The Hardy Hold on the Happybuy 66 pound anvil is slightly larger than its round hold counterpart, coming in at about 15/16ths of an inch in length and width. So, if you’re attempting to maintain the shape of a piece of solid steel square stock throughout a bend, chances are this hold will give you everything you desire. The depth is the same as the round hold, at about 6 inches, so again, you have plenty of wiggle room for variance in length of your piece.
The working surface on this 66 pound anvil is one to rival some much higher price point anvils in its class. It is polished well overall, and gives off a beautiful strike note and bounce while being worked. The fact that the overall anvil is a steel cast as opposed to an iron one really solidifies its overall quality and hardness. We Modern Makers hasn’t owned this anvil for long enough to really give it a thorough time test, but from what other blacksmiths have claimed about the product, it is said to maintain its shape and hold up to abuse very well.

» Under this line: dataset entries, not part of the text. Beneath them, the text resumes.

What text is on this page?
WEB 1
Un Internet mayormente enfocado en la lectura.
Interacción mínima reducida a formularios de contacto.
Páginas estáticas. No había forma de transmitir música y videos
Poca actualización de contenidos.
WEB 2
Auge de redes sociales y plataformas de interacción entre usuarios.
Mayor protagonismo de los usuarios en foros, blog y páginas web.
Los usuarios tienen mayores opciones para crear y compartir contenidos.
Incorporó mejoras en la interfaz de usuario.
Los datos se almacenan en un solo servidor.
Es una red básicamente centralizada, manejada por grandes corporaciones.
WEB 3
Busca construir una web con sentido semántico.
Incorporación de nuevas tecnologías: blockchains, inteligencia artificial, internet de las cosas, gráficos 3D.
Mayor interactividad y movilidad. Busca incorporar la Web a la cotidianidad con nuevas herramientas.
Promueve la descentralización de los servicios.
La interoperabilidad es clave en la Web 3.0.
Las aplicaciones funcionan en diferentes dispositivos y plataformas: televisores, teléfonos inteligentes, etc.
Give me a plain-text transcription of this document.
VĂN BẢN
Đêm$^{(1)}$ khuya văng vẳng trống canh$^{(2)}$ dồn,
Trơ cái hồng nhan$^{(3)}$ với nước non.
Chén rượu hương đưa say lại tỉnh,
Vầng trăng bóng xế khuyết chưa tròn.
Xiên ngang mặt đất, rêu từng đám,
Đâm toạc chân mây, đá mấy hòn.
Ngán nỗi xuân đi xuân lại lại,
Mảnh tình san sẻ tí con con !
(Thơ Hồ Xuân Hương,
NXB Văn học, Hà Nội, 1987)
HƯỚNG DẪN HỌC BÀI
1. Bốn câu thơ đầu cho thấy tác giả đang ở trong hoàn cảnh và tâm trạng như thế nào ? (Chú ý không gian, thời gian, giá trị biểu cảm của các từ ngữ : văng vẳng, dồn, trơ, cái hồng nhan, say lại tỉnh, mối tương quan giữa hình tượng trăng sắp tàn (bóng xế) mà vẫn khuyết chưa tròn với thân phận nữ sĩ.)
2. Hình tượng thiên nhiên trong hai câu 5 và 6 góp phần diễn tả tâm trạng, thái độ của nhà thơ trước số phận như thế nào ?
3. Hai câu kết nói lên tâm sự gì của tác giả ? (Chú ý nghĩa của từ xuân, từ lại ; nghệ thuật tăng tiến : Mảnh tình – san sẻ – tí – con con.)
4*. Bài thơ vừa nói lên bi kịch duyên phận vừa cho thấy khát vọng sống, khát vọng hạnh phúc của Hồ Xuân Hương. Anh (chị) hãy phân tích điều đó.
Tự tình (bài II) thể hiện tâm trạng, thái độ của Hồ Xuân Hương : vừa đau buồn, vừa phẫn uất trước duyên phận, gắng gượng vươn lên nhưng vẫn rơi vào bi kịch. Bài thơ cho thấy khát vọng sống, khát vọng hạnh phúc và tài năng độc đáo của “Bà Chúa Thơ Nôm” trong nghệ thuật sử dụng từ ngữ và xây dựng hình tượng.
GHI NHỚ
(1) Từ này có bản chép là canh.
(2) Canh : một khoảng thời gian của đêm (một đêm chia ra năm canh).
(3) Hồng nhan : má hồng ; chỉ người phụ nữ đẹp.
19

Overall, the Happybuy 66 pound anvil rings true for a solid starter striker to aid the novice blacksmith in really learning the ropes of the trade. With the brand being fairly unrecognized, we went into this review skeptically as would any person looking at buying into something priced fairly cheap price-per-pound wise in comparison to other anvils on the market. Granted, this anvil isn’t too large in comparison to others as well, but unless you’re planning on tackling some extremely extravagant project that entails larger working holes and a larger surface, then this anvil will suit you well. We Modern Makers tested rebar bending, sheetmetal tinning, and riveting on this anvil and believe that for its fairly cheap price point it delivers a solid product.